I’ve come to the conclusion that writing at home is hard, especially before I implemented a schedule for it. I’m often distracted, and almost every time I plan to sit down and write I end up laying down for a “short nap” instead, only to wake up three hours later feeling like a failure. I tried writing in the evenings, but I prefer to do my freelance transcription work during that time, as I tend to be more productive. Plus, I don’t want my novel to be interrupted by a baby waking during the night to be fed. So I’ve decided on mornings for writing. This past week I’ve started going to the library a couple days a week somewhere around 9 to 10 a.m., staying until it’s time to pick my son up from school at 2:30. His school is right down the street from the library, so it gives me that extra push to stay until then.

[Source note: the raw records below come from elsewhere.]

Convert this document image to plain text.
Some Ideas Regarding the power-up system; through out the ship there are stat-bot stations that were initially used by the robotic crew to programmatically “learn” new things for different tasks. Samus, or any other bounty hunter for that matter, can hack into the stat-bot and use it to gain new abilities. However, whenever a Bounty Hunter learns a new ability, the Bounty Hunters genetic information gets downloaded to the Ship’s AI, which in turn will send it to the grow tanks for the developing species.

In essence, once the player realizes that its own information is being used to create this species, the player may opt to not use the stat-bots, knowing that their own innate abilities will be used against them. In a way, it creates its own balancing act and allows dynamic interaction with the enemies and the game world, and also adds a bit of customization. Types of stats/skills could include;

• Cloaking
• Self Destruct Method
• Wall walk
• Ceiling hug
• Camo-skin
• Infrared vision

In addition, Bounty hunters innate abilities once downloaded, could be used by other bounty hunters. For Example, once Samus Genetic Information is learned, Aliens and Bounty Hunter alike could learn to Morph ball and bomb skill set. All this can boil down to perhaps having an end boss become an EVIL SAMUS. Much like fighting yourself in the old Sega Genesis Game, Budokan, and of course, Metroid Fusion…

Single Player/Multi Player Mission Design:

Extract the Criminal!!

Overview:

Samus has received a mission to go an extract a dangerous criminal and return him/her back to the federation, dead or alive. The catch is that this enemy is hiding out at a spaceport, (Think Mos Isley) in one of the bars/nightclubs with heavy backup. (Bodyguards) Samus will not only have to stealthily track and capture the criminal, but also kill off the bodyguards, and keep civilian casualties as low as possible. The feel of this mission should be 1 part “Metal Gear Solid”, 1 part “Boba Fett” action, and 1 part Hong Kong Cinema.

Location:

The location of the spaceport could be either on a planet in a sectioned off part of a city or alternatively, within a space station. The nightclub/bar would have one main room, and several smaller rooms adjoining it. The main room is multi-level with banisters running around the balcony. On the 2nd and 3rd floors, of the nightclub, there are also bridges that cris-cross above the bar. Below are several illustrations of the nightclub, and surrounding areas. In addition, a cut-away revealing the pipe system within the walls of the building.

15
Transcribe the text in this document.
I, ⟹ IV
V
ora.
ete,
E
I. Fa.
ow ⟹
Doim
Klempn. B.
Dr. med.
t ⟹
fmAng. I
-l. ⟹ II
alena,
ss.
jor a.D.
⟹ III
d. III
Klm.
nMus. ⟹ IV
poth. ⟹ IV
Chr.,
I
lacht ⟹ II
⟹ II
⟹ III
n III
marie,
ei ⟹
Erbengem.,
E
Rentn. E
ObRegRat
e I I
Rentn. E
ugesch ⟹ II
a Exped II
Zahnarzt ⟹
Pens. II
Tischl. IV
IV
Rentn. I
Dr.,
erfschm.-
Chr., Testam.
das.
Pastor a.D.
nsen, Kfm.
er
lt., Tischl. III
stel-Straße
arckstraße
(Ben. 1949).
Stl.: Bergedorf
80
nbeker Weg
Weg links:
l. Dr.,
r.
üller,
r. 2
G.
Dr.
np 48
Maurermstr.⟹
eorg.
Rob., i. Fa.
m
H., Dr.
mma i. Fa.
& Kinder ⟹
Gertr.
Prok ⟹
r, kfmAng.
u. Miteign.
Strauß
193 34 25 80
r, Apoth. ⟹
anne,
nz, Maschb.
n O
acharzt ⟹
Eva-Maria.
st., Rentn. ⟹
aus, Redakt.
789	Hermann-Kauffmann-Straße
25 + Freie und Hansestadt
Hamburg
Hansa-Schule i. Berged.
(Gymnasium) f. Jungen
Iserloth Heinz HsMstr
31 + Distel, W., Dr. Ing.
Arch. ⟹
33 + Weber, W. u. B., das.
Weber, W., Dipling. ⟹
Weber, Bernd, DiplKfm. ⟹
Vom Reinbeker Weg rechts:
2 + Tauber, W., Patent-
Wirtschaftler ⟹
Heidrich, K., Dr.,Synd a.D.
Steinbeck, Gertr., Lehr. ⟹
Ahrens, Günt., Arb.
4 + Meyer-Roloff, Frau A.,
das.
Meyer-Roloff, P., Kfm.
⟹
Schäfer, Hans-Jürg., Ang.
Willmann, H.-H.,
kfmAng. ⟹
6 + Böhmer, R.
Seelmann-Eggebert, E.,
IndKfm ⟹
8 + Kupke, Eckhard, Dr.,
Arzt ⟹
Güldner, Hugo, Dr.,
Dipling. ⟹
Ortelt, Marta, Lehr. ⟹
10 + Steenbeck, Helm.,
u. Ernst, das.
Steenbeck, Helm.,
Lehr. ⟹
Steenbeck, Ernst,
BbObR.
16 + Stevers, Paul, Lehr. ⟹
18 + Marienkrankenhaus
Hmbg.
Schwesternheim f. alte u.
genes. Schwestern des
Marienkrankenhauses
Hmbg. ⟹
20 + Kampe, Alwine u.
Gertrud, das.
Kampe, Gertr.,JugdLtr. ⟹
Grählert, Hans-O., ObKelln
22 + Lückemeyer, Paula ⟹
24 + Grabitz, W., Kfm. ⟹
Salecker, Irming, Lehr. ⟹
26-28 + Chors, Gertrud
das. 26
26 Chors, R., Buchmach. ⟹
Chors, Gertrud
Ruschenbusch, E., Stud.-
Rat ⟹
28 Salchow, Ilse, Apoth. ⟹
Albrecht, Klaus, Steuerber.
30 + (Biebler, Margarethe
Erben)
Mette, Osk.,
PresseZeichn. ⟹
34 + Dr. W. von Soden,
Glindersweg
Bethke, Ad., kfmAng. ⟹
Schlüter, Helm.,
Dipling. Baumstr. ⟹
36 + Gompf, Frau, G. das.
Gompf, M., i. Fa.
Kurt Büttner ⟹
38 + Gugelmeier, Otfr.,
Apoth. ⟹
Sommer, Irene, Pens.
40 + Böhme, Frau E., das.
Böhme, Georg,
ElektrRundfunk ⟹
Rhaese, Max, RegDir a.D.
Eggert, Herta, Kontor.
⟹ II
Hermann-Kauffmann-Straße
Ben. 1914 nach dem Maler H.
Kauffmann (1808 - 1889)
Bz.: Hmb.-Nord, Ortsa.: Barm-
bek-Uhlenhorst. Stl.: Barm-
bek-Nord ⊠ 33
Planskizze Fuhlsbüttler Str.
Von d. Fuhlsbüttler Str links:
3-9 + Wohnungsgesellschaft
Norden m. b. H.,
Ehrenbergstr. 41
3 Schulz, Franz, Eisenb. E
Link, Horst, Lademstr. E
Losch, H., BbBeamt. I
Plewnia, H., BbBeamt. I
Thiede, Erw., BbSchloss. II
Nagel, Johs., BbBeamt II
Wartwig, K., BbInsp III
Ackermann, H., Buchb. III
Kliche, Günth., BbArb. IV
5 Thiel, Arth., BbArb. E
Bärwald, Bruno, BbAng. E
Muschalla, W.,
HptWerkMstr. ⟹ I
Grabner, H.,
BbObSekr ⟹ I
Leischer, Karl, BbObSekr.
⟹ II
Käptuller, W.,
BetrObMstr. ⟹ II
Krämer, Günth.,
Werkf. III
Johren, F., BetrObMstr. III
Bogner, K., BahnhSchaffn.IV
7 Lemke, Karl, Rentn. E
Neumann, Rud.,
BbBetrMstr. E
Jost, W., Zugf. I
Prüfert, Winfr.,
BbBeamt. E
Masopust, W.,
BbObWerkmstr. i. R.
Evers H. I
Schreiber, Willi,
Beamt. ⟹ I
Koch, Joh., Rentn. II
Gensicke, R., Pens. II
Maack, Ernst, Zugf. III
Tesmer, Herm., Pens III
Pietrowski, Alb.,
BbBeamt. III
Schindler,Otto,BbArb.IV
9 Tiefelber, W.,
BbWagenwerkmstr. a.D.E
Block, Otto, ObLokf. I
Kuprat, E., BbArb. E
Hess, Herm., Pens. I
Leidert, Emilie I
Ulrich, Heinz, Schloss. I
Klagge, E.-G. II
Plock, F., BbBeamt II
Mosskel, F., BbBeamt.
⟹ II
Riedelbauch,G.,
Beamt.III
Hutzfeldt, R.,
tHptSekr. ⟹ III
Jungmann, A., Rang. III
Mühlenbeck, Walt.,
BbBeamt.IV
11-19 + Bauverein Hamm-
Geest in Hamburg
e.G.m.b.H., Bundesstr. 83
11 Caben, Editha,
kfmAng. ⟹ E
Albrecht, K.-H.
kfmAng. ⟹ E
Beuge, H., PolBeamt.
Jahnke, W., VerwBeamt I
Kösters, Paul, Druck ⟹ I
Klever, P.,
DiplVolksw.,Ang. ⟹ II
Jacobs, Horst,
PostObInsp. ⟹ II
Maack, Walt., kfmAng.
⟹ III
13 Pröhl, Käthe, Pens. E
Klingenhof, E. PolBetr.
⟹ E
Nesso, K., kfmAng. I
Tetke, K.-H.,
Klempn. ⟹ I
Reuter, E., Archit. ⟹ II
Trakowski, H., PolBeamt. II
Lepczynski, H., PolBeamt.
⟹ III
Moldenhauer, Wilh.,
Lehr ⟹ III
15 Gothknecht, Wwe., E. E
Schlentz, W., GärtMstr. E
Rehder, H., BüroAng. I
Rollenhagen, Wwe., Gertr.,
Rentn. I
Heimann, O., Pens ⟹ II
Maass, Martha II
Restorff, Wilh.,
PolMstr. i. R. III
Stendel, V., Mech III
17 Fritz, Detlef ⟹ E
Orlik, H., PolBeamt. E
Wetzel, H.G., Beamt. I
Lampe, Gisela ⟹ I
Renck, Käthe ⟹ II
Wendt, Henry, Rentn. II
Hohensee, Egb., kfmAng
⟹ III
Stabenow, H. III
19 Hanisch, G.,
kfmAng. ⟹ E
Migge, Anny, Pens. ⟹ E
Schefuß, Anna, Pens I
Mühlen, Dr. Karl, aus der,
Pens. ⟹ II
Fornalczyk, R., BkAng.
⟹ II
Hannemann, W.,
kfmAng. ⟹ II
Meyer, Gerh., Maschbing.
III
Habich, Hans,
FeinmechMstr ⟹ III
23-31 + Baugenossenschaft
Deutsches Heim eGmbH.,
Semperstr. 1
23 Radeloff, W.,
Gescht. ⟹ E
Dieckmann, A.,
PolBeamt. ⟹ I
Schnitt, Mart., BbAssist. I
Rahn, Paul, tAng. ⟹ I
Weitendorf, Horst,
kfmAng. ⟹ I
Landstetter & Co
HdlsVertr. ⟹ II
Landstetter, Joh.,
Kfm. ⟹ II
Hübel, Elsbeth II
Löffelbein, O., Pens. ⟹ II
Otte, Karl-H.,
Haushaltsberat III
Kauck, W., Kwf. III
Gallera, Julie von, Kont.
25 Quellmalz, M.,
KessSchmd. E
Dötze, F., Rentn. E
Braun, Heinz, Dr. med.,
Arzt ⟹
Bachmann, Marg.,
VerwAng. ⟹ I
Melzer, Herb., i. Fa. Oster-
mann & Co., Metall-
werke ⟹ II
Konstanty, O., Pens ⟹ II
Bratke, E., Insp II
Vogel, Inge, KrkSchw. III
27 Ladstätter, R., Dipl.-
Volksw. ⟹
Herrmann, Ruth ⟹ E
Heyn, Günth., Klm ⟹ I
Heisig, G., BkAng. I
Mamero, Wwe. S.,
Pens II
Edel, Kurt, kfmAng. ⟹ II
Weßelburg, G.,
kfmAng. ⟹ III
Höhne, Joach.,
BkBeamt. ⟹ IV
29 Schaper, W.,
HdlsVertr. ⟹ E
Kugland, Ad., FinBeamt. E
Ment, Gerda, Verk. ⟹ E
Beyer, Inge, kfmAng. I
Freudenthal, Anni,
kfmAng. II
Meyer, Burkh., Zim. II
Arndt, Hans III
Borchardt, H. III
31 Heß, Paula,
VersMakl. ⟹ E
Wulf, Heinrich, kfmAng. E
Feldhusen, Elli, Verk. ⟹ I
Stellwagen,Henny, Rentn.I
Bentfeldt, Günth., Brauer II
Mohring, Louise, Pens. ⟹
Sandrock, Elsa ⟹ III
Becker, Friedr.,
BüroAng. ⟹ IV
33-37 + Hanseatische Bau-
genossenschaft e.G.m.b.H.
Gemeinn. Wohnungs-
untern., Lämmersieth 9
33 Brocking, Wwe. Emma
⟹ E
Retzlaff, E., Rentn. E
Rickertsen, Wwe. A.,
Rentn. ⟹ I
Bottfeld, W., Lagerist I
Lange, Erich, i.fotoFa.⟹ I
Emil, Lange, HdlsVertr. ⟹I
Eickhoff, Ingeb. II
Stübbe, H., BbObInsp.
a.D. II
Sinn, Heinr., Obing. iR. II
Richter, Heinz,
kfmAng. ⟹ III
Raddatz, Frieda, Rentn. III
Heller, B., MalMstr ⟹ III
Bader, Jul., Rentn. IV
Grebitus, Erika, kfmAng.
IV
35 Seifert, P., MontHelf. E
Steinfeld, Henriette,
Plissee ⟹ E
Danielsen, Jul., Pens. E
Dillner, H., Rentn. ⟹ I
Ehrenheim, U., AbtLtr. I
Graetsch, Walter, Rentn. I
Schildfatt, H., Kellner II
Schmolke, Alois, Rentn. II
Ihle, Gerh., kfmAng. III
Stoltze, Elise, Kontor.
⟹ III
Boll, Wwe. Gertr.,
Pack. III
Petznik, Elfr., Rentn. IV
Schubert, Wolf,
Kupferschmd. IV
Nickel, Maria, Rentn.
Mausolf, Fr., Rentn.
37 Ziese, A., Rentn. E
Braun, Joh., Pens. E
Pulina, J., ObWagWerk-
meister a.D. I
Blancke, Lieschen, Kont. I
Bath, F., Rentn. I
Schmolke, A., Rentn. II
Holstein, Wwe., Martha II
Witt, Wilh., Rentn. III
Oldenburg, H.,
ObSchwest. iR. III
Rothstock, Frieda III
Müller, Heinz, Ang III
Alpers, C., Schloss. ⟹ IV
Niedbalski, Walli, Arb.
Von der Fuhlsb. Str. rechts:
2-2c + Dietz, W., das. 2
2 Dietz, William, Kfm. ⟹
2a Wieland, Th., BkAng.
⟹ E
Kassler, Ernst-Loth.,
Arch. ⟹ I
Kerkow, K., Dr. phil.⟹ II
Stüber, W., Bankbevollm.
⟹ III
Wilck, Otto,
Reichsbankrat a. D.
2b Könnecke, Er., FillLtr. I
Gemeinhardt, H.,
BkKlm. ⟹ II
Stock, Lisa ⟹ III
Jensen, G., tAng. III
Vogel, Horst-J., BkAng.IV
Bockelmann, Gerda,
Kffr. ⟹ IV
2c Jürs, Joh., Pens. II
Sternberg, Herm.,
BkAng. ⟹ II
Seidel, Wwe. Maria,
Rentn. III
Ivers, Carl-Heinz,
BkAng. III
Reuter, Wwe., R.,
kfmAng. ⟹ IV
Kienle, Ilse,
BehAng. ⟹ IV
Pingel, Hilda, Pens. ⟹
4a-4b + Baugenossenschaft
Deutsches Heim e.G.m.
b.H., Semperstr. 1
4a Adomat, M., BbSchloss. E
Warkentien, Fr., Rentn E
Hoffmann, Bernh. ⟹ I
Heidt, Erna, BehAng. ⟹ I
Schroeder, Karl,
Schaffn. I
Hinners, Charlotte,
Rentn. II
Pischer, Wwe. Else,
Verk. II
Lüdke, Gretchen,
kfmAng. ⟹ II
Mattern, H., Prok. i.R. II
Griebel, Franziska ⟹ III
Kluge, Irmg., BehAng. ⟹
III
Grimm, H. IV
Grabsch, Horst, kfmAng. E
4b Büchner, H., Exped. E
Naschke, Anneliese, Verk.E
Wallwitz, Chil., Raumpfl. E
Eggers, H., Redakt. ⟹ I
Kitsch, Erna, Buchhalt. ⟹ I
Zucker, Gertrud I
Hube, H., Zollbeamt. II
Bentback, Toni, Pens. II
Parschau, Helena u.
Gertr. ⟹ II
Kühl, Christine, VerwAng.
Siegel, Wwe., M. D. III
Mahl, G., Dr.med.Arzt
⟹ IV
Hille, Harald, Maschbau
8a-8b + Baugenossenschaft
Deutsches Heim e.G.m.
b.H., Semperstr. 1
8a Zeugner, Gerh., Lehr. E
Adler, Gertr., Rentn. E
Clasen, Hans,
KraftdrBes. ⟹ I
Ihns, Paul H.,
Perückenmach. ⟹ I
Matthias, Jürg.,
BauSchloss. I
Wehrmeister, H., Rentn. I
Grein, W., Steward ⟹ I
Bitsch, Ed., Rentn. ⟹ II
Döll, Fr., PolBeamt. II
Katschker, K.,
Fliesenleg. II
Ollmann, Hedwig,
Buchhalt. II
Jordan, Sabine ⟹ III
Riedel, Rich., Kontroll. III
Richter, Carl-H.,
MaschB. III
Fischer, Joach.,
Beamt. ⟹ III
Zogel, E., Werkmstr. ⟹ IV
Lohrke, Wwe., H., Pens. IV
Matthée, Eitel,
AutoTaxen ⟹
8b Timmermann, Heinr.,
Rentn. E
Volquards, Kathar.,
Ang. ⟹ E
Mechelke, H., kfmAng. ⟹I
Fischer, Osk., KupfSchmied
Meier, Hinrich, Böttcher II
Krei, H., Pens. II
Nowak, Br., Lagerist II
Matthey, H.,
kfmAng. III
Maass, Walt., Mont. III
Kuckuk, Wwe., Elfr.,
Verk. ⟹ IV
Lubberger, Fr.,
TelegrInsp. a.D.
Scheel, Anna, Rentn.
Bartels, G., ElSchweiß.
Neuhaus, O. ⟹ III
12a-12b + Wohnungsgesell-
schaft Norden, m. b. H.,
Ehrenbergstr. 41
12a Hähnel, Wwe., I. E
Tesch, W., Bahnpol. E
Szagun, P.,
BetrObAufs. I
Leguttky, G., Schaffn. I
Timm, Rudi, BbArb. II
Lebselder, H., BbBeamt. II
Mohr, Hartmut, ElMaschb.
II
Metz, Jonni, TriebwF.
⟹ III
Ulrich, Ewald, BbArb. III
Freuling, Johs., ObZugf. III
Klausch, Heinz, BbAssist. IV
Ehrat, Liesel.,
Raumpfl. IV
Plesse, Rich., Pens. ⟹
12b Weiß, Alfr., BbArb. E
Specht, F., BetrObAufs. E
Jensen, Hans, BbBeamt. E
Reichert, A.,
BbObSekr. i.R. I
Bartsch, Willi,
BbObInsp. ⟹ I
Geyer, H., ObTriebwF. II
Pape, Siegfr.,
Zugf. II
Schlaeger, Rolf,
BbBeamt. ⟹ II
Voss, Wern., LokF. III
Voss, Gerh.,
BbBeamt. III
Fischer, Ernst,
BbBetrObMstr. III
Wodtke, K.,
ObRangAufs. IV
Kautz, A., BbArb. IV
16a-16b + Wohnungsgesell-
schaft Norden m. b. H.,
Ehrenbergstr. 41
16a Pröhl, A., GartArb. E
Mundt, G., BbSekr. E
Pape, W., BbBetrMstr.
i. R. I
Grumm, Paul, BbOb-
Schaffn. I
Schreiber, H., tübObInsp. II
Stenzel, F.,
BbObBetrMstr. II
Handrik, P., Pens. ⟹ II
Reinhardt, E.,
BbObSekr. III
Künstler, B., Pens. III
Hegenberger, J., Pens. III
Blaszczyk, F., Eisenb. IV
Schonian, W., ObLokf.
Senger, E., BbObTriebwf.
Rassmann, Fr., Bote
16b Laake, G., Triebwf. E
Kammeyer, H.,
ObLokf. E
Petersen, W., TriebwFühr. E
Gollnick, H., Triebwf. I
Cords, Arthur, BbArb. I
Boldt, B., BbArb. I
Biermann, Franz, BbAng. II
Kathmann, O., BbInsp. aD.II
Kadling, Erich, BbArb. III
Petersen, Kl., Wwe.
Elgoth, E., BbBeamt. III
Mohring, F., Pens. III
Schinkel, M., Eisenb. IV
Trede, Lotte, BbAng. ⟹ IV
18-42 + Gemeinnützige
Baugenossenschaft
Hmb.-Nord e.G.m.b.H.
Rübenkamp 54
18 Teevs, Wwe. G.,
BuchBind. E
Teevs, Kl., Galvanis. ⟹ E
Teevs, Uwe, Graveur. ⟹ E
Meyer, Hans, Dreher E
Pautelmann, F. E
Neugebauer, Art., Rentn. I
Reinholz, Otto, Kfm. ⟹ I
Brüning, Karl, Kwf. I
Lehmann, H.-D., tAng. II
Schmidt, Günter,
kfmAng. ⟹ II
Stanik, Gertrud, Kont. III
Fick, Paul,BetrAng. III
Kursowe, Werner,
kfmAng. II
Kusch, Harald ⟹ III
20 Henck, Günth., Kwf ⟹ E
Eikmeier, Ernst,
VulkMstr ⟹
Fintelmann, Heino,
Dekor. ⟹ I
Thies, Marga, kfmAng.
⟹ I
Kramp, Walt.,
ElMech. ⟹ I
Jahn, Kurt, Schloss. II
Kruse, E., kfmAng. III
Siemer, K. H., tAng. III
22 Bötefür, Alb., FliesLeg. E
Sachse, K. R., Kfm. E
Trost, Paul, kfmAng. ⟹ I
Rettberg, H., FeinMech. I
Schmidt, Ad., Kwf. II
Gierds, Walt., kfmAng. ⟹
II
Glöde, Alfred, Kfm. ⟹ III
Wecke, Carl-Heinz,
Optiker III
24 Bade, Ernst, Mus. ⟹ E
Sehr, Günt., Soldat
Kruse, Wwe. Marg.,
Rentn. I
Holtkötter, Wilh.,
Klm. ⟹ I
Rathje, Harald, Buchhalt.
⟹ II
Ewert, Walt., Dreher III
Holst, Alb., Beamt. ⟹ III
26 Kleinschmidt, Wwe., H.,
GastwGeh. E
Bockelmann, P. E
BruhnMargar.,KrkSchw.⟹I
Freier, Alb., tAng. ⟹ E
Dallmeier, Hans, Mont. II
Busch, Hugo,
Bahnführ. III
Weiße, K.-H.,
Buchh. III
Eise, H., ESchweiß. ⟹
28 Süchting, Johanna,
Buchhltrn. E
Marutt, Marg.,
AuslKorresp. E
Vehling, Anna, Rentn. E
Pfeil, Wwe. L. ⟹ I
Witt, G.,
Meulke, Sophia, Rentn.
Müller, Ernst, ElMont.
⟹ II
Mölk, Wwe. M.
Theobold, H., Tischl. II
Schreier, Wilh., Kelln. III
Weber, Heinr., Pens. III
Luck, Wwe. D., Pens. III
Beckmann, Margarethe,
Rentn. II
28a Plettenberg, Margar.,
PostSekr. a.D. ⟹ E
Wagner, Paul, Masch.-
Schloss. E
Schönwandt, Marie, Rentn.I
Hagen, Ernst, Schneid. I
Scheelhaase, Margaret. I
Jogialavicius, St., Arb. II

On the days I write at home – which, when it comes down to it, is a lot more comfortable for a lazy house cat like me who wears pajamas until 3 p.m. – I have to find a way to zone out and pull myself away from my Real Life surroundings. Sometimes I sit out on the porch, but I’m not much of an outdoors person, so I do prefer to sit at the dining room table. Plus, I love easy kitchen access. I’ve had a lot of success with music and a pair of headphones. The Epic Soundtracks channel on Pandora has lent a hand in quite a few epic scenes.

Writing for several hours at a time is difficult, too. I’d gotten used to having little-to-no spare time and getting short spurts of writing in here and there, chunks of no more than 1 to 2 hours. I haven’t yet had the opportunity to write full time before now. Although I’m thrilled to have this time, it’s certainly going to take another adjustment on my part to train my mind to focus for the entire time. I have “Oooh, shiny!” tendencies, and if my little baby bear starts making adorable noises in the next room, forget about it. I’m there.

But that’s the beauty of writing full time, isn’t it? I’m here in my home, with my kids and husband, in charge of my own schedule and productivity. Although quitting my job was scary, it feels empowering to finally take control of my life.

Though I have to admit I’m worried. (Am I ever not worried?) Having self-imposed publishing deadlines is brand new to me. I’ve dealt with submission deadlines for anthologies and contests, but publishing? I think the thought is still incredibly daunting for me. I can’t quite wrap my head around the idea that I have set an actual deadline to publish my novel in January. Meaning, if I can get my ass moving and finish it, the book will be out there. My story will be available, and people will read it. People that aren’t my husband or my sister. Exciting and terrifying at the same time, and I can’t wait to experience it.

I do expect that I’ll have to push the deadline back. Trying to get enough sleep, planning my son’s birthday party, and preparing financially and emotionally for the upcoming holidays have caused a concerning spike in my anxiety. I’m tearing through my Disaronno here, trying to get a handle on things. Not to mention, I’ve had some issues with the book cover, the details of which I’ll divulge in another post. But I’m not stating this officially yet. I’m still giving myself a chance to finish it on time. Not giving up on that yet!

This is still only the very beginning of my journey, but at least now I’ve stepped foot on the right path.